What uses have other neuroplastogen treatments had?

In June 2025, news came that two other neuroplastogen candidates were advancing. Psilera, a biotechnology company with a focus on developing therapies for difficult-to-treat neurological disorders, and Hesperos, which specializes in organ-on-a-chip technology, announced a strategic agreement to accelerate preclinical development of Psilera’s lead compound, PSIL-006, which integrates next-generation neuroplastogen to target frontotemporal dementia (2).

Elsewhere, the Franco-Belgian biotech venture Elkedonia raised €11.25 million (US$13.1 million) in an oversubscribed seed round to advance a first-in-class neuroplastogen that targets the intracellular protein Elk1, aiming to restore neuroplasticity—without the drawbacks of current options like psychedelics or ketamine derivatives—to address the challenge of treatment-resistant depression (3).

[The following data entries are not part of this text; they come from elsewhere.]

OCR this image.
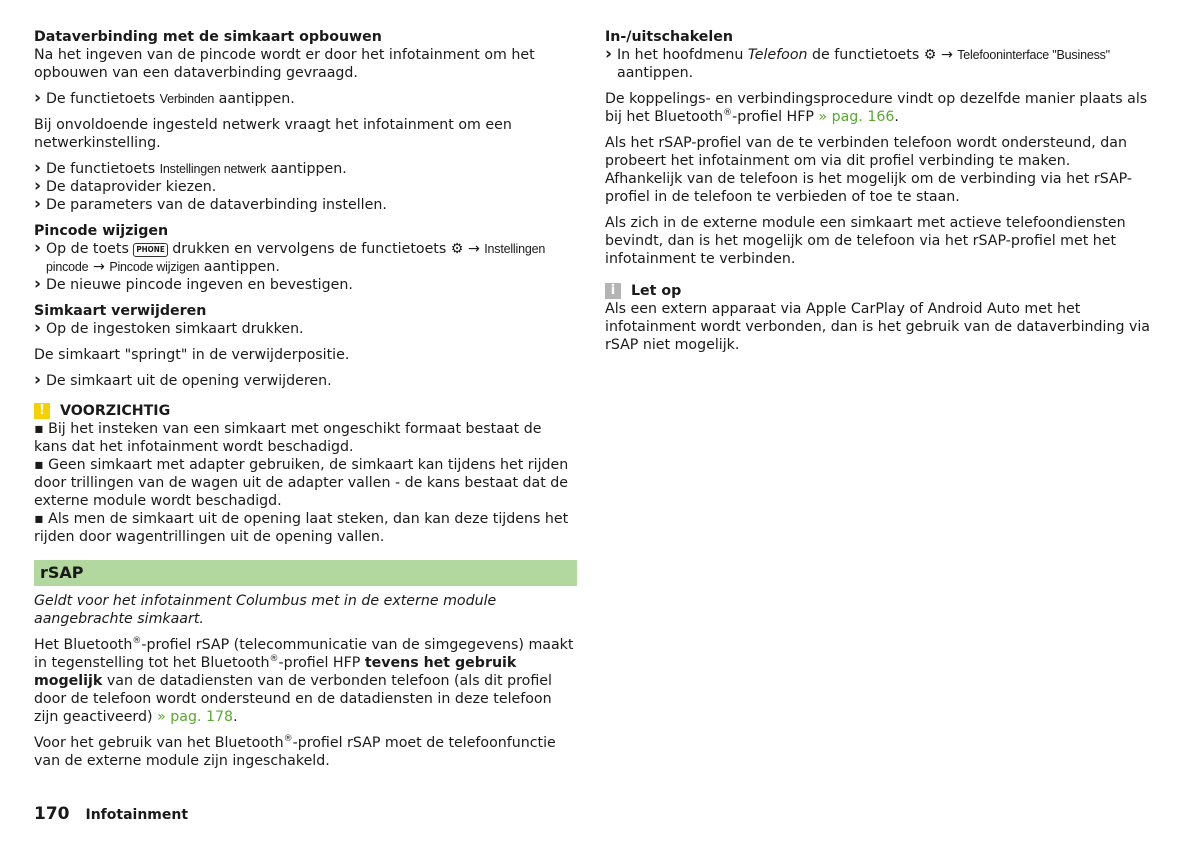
Dataverbinding met de simkaart opbouwen

Na het ingeven van de pincode wordt er door het infotainment om het opbouwen van een dataverbinding gevraagd.

› De functietoets Verbinden aantippen.

Bij onvoldoende ingesteld netwerk vraagt het infotainment om een netwerkinstelling.

› De functietoets Instellingen netwerk aantippen.

› De dataprovider kiezen.

› De parameters van de dataverbinding instellen.

Pincode wijzigen

› Op de toets PHONE drukken en vervolgens de functietoets ⚙ → Instellingen pincode → Pincode wijzigen aantippen.

› De nieuwe pincode ingeven en bevestigen.

Simkaart verwijderen

› Op de ingestoken simkaart drukken.

De simkaart "springt" in de verwijderpositie.

› De simkaart uit de opening verwijderen.

!	VOORZICHTIG

▪ Bij het insteken van een simkaart met ongeschikt formaat bestaat de kans dat het infotainment wordt beschadigd.

▪ Geen simkaart met adapter gebruiken, de simkaart kan tijdens het rijden door trillingen van de wagen uit de adapter vallen - de kans bestaat dat de externe module wordt beschadigd.

▪ Als men de simkaart uit de opening laat steken, dan kan deze tijdens het rijden door wagentrillingen uit de opening vallen.

rSAP

Geldt voor het infotainment Columbus met in de externe module aangebrachte simkaart.

Het Bluetooth®-profiel rSAP (telecommunicatie van de simgegevens) maakt in tegenstelling tot het Bluetooth®-profiel HFP tevens het gebruik mogelijk van de datadiensten van de verbonden telefoon (als dit profiel door de telefoon wordt ondersteund en de datadiensten in deze telefoon zijn geactiveerd) » pag. 178.

Voor het gebruik van het Bluetooth®-profiel rSAP moet de telefoonfunctie van de externe module zijn ingeschakeld.

In-/uitschakelen

› In het hoofdmenu Telefoon de functietoets ⚙ → Telefooninterface "Business" aantippen.

De koppelings- en verbindingsprocedure vindt op dezelfde manier plaats als bij het Bluetooth®-profiel HFP » pag. 166.

Als het rSAP-profiel van de te verbinden telefoon wordt ondersteund, dan probeert het infotainment om via dit profiel verbinding te maken. Afhankelijk van de telefoon is het mogelijk om de verbinding via het rSAP-profiel in de telefoon te verbieden of toe te staan.

Als zich in de externe module een simkaart met actieve telefoondiensten bevindt, dan is het mogelijk om de telefoon via het rSAP-profiel met het infotainment te verbinden.

i	Let op

Als een extern apparaat via Apple CarPlay of Android Auto met het infotainment wordt verbonden, dan is het gebruik van de dataverbinding via rSAP niet mogelijk.

170 Infotainment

DemeRx expects that the outcomes of its Phase Ib trial, which was conducted in healthy volunteers, will inform the progression of its noribogaine candidate into its Phase II study, involving patients with AUD (1).

References

1. DemeRx. DemeRx Awarded $1.7 Million National Institutes of Health Grant to Advance Potential First-in-Class Neuroplastogen Drug Candidate DMX-1001 for Alcohol Use Disorder (AUD). Press Release. Oct. 7, 2025.
2. Hesperos. Psilera Collaborates with Drug Development Leader Hesperos to Advance Preclinical Modeling of PSIL-006 for Frontotemporal Dementia. Press Release. June 9, 2025.
3. Cole, C. Elkedonia Raises €11.25M Seed Round to Advance Neuroplastogen Therapy for Depression. PharmTech.com, June 11, 2025.